My blog-friend, Nicole, in Phoenix, just went through a cold spell. The thermometer dropped all the way from 75 F, to 65. She has to go to the fridge to see what I’m talking about. Meanwhile, I’ll get comments from SightsnBytes and Benzeknees, saying, “Wimp!” TheHaremsMaster, whose back door opens on the North Pole, is too busy choking with ironic laughter, to take my rant seriously.
For you lucky people in warmer climes, I’d like to make you aware of things that we have, that you don’t. Things that get us through the winter, both personally, and for our vehicles. Snow falls on our cars and obscures the view. Some of it will melt, and then, while we’re out of the car, it refreezes on the glass. When we go to use the car, the first thing we have to do is remove that ice and snow.
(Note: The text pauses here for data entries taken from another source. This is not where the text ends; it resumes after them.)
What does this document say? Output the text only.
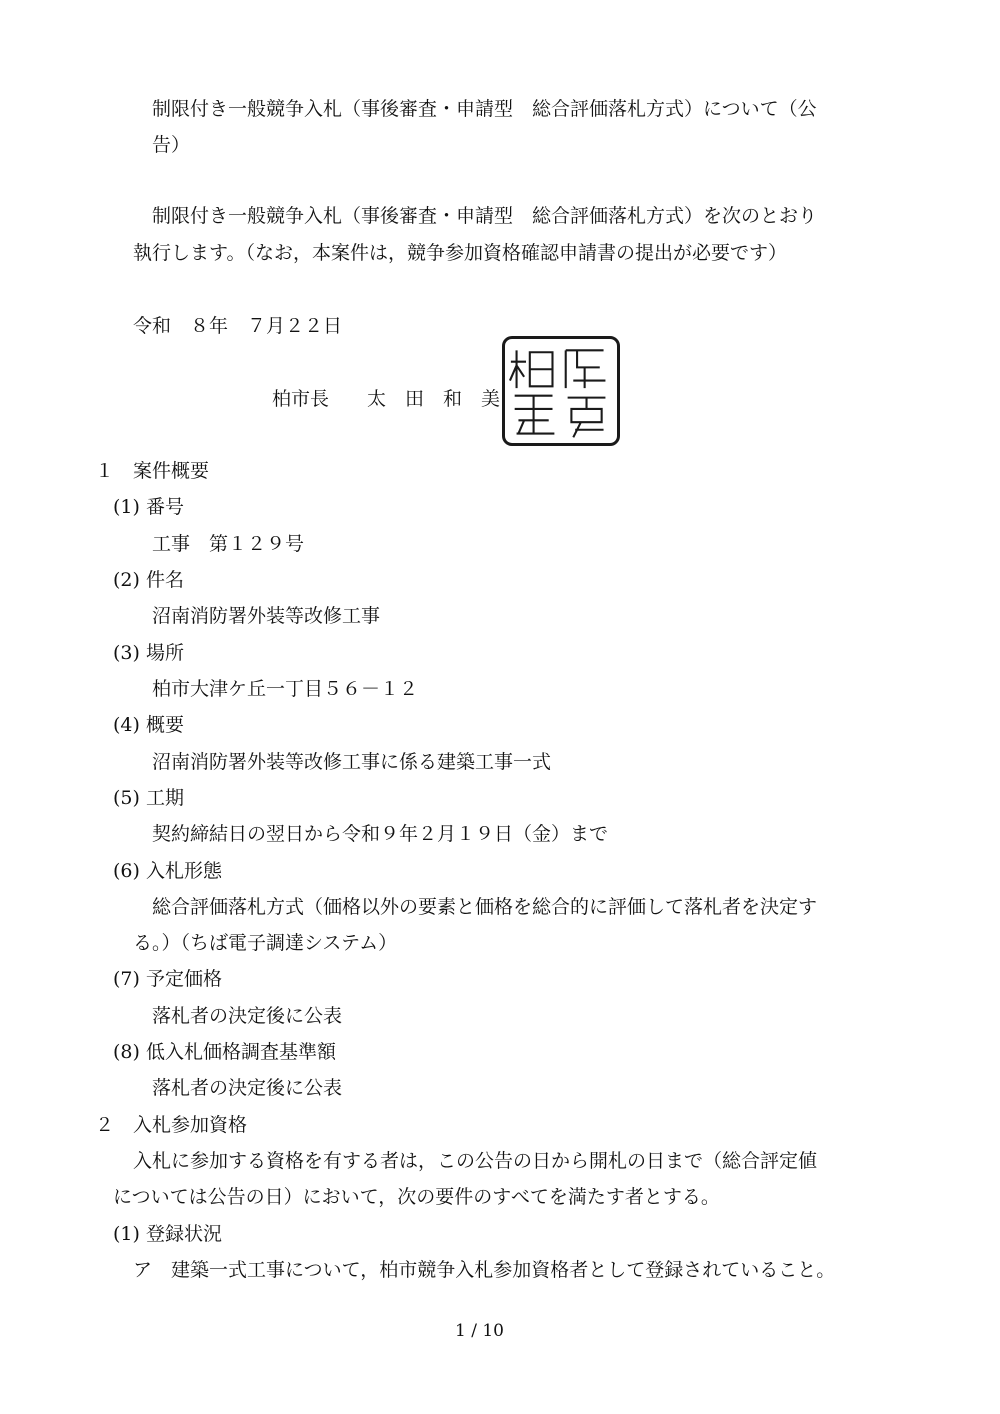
制限付き一般競争入札（事後審査・申請型　総合評価落札方式）について（公
告）
制限付き一般競争入札（事後審査・申請型　総合評価落札方式）を次のとおり
執行します。（なお，本案件は，競争参加資格確認申請書の提出が必要です）
令和　８年　７月２２日
柏市長　　太　田　和　美
１　案件概要
(1) 番号
工事　第１２９号
(2) 件名
沼南消防署外装等改修工事
(3) 場所
柏市大津ケ丘一丁目５６－１２
(4) 概要
沼南消防署外装等改修工事に係る建築工事一式
(5) 工期
契約締結日の翌日から令和９年２月１９日（金）まで
(6) 入札形態
総合評価落札方式（価格以外の要素と価格を総合的に評価して落札者を決定す
る。）（ちば電子調達システム）
(7) 予定価格
落札者の決定後に公表
(8) 低入札価格調査基準額
落札者の決定後に公表
２　入札参加資格
入札に参加する資格を有する者は，この公告の日から開札の日まで（総合評定値
については公告の日）において，次の要件のすべてを満たす者とする。
(1) 登録状況
ア　建築一式工事について，柏市競争入札参加資格者として登録されていること。
1 / 10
We have windshield scrapers. These are two-foot-long wooden or plastic handles, with a brush on one end, and a scraper on the other. My “Don’t Yell” blog tells of using one in the summer, to convince a road-rager to stay away from my car. You use the brush to clean the snow off the car, and then the scraper to get the ice off all the windows. At least, that’s the way it’s supposed to work. All too often I see idiots who have swiped a small patch off the driver’s side, but the rest of the glass is obscured. It must be like trying to drive through a drinking straw. If you don’t brush the snow off the hood and roof, the windstream just blows it back onto the front and rear glass.
Something else that most vehicles, sold in Canada, have, are block-heaters. These are little electric heaters, which are installed in the bottom of engine blocks. You plug them in when the car sits in the cold, so that the oil doesn’t congeal from the cold, and lack of lubrication causes engine damage. In Sudbury, which is 500 miles north of here, but still not above the big 49th parallel border, many of the parking meters downtown have electrical plugs provided.
We have a TV show called Ice Road Truckers. These are guys who deliver goods to the northernmost, often Indian and Eskimo villages, on or near the Arctic Ocean shore. This stuff can’t move by truck when it’s warm, because there are no roads through the swamps and muskeg. In the winter, they bulldoze up the snow and spray water on it to create a drivable surface, literally made from ice.
They bore holes in the ice of lakes that would be too thin to support these big rigs, and keep spraying it on the road path, till it’s feet thick. There are several of these ice roads, some of them 1500 Kilometers long. It’s so cold that often, the trucks are never shut down. If they sit in the cold too long, they’re almost impossible to restart. If they do have to sit for an extended period, just before they are needed, small fire pans are placed under the engines to warm them. Some truckers have been known to pry off a hub-cap, and fill it with diesel fuel to burn.
Driving in the winter is very different from summer. Plows remove most of the snow from the roads, and pile it on the edge, narrowing the available driving room and blocking vision. Much salt, and a little sand is applied to the roads by works crews in spreader trucks. This damages the road surface, nearby vegetation, and car bodies. A new and better system has them spraying liquid brine, before a snow or ice storm is expected. It uses less salt and causes less damage, and works better, because it melts the problem from the bottom.
Much attention must be paid when there is ice and snow on the streets. Going up or down icy hills can be an adventure. Sometimes you go down, even when you try to go up. You can’t pull out into traffic as quickly. You have to take turns more slowly. You should think, and drive, ahead. Will the road be slick at the stop light or sign? Streets conditions can change so quickly.
I was driving the daughter and grandson to our house. We were on a two lane street. The outside temperature and the volume of traffic had the road surface bare and damp. As we came around the inevitable bend in the road, for the last half-block before a T-intersection, the road widened to include a left-turn, and a right-turn lane.
Combined with a more open area, the entire street was a skating rink. I made the anti-lock brakes do what they could, but still slid broad-side in front of a driver trying to get up a small hill. One moment of inattention caused $3800 worth of damage, just to our car.
When we visited South Carolina, I noticed a sign on each bridge which said, “Bridge freezes first.” I asked a native how often that occurred. Only about every three years, but we have to keep reminding the fools, so they don’t fall off the road. If you live where ice is in drinks with little umbrellas, and the only snow you see is on the TV when the cable connection comes loose, count yourself lucky. I have to go take the snow-scoop and shovel, and clear my driveway.